Artists' Lives

Image of Artists' Lives
Author(s): 
Release Date: 
April 25, 2023
Publisher/Imprint: 
Thames & Hudson
Pages: 
320
Reviewed by: 

This book collects articles and essays written by Michael Peppiatt, one of Europe’s leading art critics, across the span of his career. He began writing about art in 1966 when he was a student at Cambridge University. The most recent piece in the collection, and the longest, an essay comparing the work and lives of Francis Bacon and Alberto Giacometti, was published in 2018. In between, Peppiatt scans the landscape of modern European painting and sculpture, giving us sketches of notable figures as diverse as the Belgian Henri Michaux and the British painter Lucien Freud.

Peppiatt’s taste runs to artists who work in the figurative tradition, and who in their art confront the distortions of the human spirit caused by the cataclysmic events of the 20th century. Surrealists such as Salvador Dalí and Dora Marr are discussed, as well as professed “realists”—Bacon, Freud, Giacometti. Bacon and Giacometti and their relationships with other artists are frequent subjects. Peppiatt has devoted longer works to both of these artists, who for him became touchstones of the contemporary ethos by virtue of their engagement with suffering and despair.

Peppiatt is drawn to visual artists who also produce literature or who have been profoundly influenced by writers. Van Gogh’s letters stand out as both a personal record of his struggles and a declaration of his artistic credo, his way of looking at and rendering reality. Joan Miró, who illustrated works of literature, regarded painting and poetry as equivalent ways of apprehending reality. Michaux was both a painter and a poet, and Peppiatt argues that Michaux’s painting is commensurate with his poetry, for which he received greater notice.

Giacometti had numerous friendships with writers with whom he shared both artistic inclinations and philosophical attitudes. For a time he belonged to the circle of surrealists led by André Breton. After World War II Sartre wrote an essay about Giacometti that linked his work to existentialism and placed him on the cultural map of Europe. Giacometti also had a personal relationship with Samuel Beckett. Both men enjoyed visiting brothels and taking long nocturnal walks together through the streets of Paris. In 1961, Giacometti designed the set for a staging of Waiting for Godot at the Odeon Theater in Paris.

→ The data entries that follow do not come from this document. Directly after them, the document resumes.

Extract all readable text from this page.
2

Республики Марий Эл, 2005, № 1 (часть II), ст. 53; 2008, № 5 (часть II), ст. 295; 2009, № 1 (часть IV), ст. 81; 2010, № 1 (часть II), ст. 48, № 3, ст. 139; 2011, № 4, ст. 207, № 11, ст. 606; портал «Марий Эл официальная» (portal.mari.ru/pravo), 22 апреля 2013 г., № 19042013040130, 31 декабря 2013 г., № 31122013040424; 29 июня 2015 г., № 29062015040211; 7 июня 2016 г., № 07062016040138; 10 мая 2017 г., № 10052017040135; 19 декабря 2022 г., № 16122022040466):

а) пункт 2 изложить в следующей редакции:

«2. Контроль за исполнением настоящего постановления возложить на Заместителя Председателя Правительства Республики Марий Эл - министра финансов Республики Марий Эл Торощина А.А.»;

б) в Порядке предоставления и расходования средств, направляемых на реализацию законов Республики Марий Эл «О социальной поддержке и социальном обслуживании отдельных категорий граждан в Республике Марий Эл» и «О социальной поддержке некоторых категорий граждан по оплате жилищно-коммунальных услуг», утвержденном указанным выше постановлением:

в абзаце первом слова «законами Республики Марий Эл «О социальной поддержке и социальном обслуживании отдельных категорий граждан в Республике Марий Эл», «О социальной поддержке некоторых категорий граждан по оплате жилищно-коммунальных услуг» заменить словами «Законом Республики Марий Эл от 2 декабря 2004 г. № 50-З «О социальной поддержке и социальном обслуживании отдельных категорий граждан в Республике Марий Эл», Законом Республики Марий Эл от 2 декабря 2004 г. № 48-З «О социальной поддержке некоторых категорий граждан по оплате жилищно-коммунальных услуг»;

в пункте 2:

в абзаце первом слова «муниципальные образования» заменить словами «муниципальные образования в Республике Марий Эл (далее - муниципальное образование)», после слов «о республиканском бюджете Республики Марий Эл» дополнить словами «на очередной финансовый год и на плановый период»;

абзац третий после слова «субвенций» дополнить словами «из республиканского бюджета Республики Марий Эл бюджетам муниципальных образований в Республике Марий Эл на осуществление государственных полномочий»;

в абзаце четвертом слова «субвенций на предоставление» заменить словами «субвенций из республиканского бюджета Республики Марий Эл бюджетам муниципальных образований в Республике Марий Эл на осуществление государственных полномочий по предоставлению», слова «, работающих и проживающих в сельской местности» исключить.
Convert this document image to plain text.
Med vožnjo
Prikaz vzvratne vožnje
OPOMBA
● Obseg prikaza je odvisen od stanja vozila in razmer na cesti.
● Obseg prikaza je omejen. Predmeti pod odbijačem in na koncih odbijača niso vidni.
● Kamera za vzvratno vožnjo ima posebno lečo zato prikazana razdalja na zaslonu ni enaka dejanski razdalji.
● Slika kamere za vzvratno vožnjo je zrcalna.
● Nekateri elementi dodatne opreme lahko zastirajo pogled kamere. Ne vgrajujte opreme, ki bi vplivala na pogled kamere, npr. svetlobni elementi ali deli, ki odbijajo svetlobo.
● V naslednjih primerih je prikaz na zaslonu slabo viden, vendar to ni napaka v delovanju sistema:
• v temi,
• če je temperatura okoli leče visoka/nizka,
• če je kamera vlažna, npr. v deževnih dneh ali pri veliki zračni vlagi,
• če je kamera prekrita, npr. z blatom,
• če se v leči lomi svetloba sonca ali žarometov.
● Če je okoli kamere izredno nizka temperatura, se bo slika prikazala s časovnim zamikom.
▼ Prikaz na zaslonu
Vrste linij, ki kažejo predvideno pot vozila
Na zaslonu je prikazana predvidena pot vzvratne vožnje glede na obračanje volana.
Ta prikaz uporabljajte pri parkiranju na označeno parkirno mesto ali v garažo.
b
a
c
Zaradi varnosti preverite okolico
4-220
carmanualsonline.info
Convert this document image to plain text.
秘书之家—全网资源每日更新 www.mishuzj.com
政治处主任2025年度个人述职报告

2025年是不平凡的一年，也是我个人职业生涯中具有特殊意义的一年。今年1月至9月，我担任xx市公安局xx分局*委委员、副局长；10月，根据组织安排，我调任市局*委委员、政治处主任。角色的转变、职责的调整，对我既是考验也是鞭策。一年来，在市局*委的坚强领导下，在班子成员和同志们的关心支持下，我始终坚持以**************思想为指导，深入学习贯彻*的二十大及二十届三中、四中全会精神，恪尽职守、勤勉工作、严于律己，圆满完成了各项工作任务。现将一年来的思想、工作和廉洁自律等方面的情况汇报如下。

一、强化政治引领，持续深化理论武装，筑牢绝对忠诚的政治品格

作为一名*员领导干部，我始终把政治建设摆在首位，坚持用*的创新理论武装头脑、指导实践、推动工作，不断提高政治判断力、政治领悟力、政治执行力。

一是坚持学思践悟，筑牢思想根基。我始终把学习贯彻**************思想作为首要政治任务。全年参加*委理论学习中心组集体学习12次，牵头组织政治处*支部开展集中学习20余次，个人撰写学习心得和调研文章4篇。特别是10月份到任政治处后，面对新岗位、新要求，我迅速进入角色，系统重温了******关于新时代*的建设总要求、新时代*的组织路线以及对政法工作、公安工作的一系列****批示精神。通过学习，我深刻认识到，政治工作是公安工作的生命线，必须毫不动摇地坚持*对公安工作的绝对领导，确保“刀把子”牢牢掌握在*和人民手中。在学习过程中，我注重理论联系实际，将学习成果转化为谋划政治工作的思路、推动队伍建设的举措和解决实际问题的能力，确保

Some articles in Artists’ Lives profile not the artists themselves but their muses, companions, supporters, and critics. Dora Marr is remembered for her own work as a surrealist photographer as well as her stormy relationship with Picasso. Alice Bellamy-Rewald, who formed friendships with Picasso, Bacon, and Giacometti, wrote art reviews and was a fixture of the art scene in both Paris and, later, New York. John Richardson wrote a biography of Picasso and lived for many years as the companion of the wealthy and highly opinionated collector Douglas Cooper.

The reader of Artists’ Lives is taken on a stroll through a gallery of prominent 20th century European artists. Peppiatt knew many of these artists, curated exhibitions of their work, and socialized with them. He was especially attached to Francis Bacon, subject of his very first student article. Bacon helped him with his career, giving him entrée into the higher echelons of the art scene in Paris, where Peppiatt moved in 1966 and remained for 30 years. He writes discerningly about the artists who interest him, and deepens our understanding of their work by revealing connections between who they were and what they made. Most of these artists had experienced suffering in one form or another, and suffering suffuses their work.

Readers, especially those not familiar with the work of some of the artists Peppiatt treats us to, might be better positioned to appreciate the author’s commentary if Artists’ Lives had included reproductions of the work by the men and women under discussion. As it is, we are left to be content with black and white photographs of the artists themselves. It’s also notable that no American artists are included in a book being marketed to the American reader.